Te echo de menos. Un beso,
Rosa
Madame Révelot.— Señora, hay un regalo para usted.
Telma.— ¿Qué es esto?
Madame Révelot.— Ha llegado esta mañana por correo. Sin remite. Parece un álbum de fotos.
Telma.— No es de fotos. Es de recortes de periódico.
Madame Révelot.— Ah, su hija le ha confeccionado un álbum precioso para que usted no la olvide y siga sus pasos. Son fotos, recortes de/ Ah, fíjese, ahí tenía apenas, ¿qué?, ¿quince años? O/ Qué violín tan bonito, y elegante. En esta otra está muy guapa: Filarmónica de Berlín. Praga, Salzburgo, Sídney, Copenhague... Qué importante es su/
Telma.— No me lo ha enviado ella.
Madame Révelot.— ¿Ah, no? ¿Y entonces quién?
Telma.— Tíralo a la basura.
2
El saltamontes en la tapia
Alicante, 20 de abril de 1992. Han pasado cuatro años
Rosa.— Ayer estaba cortando rosas y pensé otra vez en ti. Un saltamontes se estaba comiendo los pétalos. Al punto de aplastarlo entre mis dedos pulgar y corazón me acordé de ti. Y fue como querer matarte.
Me quité los guantes de jardinero y sostuve el saltamontes con delicadeza. Lo dejé encima del murete que nos separa de la vecina.
Este saltamontes solo tiene una vida. Esta vida. Tiene algo de marioneta y de helicóptero, de ingenio alado del Renacimiento y de tijeras, de cirujano circunspecto y de hoja de árbol temblona. Tiene algo de escucha atenta de los vientos. Y tiene mucho de indiferencia ante la vida, de silencio, de sometimiento, de sueño, o acaso de arrobo.
Por eso me recordó a ti.
A veces juego a reunir recuerdos que no encajan. Como cuando te vi aovillada durmiendo en el patio calcinado de la casa. Eso fue después del incendio.
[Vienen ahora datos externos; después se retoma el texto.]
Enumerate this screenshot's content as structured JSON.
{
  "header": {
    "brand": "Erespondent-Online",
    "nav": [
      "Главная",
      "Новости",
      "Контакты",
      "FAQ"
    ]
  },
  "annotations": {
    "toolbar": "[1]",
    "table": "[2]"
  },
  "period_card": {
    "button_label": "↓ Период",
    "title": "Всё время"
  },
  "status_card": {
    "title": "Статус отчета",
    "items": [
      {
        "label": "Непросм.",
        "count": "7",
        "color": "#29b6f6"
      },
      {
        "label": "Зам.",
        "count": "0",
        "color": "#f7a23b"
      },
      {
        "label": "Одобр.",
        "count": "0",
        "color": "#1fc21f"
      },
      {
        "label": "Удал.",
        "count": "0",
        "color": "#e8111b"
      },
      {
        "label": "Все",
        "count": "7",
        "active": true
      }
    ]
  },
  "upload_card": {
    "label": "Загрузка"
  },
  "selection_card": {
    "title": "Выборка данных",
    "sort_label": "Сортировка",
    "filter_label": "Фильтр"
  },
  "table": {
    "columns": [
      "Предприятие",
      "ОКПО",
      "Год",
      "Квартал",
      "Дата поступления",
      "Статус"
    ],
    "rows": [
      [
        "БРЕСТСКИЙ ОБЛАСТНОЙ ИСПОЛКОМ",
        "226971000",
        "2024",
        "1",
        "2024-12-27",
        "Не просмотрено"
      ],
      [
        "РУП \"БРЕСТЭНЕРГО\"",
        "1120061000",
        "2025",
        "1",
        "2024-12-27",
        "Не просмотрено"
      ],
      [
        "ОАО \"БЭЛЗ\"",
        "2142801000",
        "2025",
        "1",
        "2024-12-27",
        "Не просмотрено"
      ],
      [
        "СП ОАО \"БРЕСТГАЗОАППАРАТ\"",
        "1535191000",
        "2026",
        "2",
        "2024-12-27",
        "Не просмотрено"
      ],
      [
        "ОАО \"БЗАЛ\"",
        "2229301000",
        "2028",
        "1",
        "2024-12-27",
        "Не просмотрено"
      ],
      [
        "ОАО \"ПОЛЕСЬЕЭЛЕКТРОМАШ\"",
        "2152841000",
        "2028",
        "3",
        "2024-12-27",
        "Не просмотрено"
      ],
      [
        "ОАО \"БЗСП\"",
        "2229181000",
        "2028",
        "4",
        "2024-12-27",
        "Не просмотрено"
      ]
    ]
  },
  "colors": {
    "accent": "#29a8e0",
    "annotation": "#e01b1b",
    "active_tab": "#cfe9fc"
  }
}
Me acerqué y te pedí que me contaras un cuento, porque solo cuando me cuentas cuentos, mamá, dejo de tener miedo.
Te diste la vuelta y te arrebujaste en la oscuridad de tu antebrazo, doblado ante los ojos y sucio de hollín. Te agarrabas con fuerza a un pañuelo de hombre. Yo me quedé allí, a tu lado, apretada contra tu cuerpo silente y convulso hasta que se hizo de noche. Queriendo ser el pañuelo.
A los saltamontes les gusta la luz. Yo siempre me he sentido mejor en la semisombra.
Solo cuando me cuentas cuentos dejo de tener miedo, mamá.
Dile a madame Révelot que te lea esta carta dos veces y que te recuerde que me llamo
Rosa
y que soy yo, tu hija.
PD: He plantado nomeolvides. Dan unas flores azules y pequeñas. También se sienten mejor en la semisombra.